LOS DESEQUILIBRIOS DE LA REFORMA LABORAL Por Aquiles Córdova Morán

No puede caber duda ni discusión seria sobre la absoluta necesidad y urgencia de la reforma laboral, si no olvidamos (y nadie debería olvidarlo cuando se pronuncia sobre la cuestión) que la economía mexicana es una “economía de mercado” (eufemismo creado por los economistas “modernos” en lugar de “economía capitalista”, que es su nombre correcto, para eludir la “carga negativa” de estas dos palabras juntas), que forma parte integrante de ese sistema económico que, hoy por hoy, señorea el mundo, y que, por tanto, nos guste o no, tenemos que acatar sus leyes y reglas y someternos a sus exigencias, al margen de la valoración social, ética o moral que podamos tener de todo ello, si queremos, yo no diría que prosperar, sino siquiera subsistir en este mundo en que reina una guerra, de baja intensidad pero permanente e ineludible, por la conquista de los mercados.

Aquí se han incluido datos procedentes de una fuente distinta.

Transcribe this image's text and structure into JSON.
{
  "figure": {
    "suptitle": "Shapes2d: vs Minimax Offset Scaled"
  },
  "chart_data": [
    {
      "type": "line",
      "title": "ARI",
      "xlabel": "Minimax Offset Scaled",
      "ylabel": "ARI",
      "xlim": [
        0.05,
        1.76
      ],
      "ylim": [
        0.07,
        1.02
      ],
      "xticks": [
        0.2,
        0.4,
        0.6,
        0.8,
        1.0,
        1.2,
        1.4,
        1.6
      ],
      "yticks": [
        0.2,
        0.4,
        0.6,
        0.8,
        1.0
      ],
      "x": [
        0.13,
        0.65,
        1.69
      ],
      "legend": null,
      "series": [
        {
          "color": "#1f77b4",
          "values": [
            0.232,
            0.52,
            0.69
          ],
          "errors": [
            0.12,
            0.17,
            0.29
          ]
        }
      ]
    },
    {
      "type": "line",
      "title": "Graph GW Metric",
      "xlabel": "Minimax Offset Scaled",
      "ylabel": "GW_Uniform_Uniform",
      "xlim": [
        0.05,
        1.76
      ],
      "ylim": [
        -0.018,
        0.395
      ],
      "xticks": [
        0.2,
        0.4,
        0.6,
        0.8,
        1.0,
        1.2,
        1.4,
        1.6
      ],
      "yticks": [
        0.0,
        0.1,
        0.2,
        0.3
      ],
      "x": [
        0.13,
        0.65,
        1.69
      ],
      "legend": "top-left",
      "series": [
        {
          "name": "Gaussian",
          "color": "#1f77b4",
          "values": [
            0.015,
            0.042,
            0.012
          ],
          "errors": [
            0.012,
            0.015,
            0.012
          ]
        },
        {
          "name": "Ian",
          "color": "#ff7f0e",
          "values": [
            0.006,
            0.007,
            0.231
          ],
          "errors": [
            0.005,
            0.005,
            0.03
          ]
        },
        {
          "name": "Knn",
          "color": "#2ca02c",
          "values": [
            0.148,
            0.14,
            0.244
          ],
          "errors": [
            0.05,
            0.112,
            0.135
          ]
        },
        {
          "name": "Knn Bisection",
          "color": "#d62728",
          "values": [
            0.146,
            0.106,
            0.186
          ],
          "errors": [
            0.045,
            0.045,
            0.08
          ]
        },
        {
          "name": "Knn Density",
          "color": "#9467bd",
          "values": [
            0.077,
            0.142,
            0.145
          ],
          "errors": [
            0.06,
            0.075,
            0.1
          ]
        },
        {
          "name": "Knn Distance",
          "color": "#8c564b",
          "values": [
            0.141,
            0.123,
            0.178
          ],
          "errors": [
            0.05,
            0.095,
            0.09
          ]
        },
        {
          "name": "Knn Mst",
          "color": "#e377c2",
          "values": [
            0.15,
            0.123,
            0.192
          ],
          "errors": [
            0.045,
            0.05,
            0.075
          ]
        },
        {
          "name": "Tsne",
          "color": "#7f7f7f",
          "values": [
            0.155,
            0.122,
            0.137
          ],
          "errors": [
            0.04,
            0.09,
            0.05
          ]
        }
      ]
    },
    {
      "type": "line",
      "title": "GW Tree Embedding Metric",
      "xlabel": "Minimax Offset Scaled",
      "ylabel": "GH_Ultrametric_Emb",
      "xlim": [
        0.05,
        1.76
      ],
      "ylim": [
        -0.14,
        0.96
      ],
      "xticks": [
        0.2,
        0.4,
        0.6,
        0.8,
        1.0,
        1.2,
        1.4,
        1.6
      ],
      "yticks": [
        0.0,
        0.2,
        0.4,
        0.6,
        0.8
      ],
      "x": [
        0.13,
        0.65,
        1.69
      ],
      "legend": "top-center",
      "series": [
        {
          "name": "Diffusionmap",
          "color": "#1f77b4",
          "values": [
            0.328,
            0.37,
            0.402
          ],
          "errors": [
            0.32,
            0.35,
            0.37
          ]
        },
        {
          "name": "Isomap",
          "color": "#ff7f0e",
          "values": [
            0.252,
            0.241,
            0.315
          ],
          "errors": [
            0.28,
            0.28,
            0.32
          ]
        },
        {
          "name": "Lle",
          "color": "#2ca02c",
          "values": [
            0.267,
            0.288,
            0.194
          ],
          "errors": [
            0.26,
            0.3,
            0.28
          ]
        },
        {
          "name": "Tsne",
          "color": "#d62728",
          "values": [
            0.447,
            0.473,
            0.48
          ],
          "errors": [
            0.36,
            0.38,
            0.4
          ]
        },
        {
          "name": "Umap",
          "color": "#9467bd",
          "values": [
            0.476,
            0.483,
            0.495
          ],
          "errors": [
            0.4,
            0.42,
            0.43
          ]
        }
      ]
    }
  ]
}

En efecto, no se puede salir al mundo a pelear por una porción razonable de ese mercado si no se asiste a la cita armado de las mejores armas, que son, como todos sabemos, productos y servicios de altísima calidad y a precios menores, o cuando menos iguales, a los de nuestros competidores; y desde que nos hemos dejado ir con todo nuestro peso, y a mi juicio, a veces sin mucha reflexión, por la senda de los tratados comerciales indiscriminados, hemos trasladado la guerra externa al interior de nuestro propio mercado nacional, que ahora hay que defender, palmo a palmo, de la invasión masiva de servicios y productos provenientes de países con economías mucho más grandes, eficientes y competitivas que la nuestra. No hay más remedio, pues, que tratar de ponernos a la altura de nuestro rivales; y como en economía, al igual que ocurre en todas las ciencias que lo son de verdad, algunas de las soluciones halladas por los especialistas tienen carácter y necesidad de ley universal, no podemos ponernos a inventar el hilo negro o la marcha en dos pies, sino hacer lo mismo que los países exitosos tratando de hacerlo, eso sí, mejor que ellos. Es obvio, por eso, que la reforma laboral está calcada de las leyes laborales de los países ricos, principalmente de los Estados Unidos que son el modelo y la envidia de nuestros inversionistas criollos y de sus economistas de cabecera.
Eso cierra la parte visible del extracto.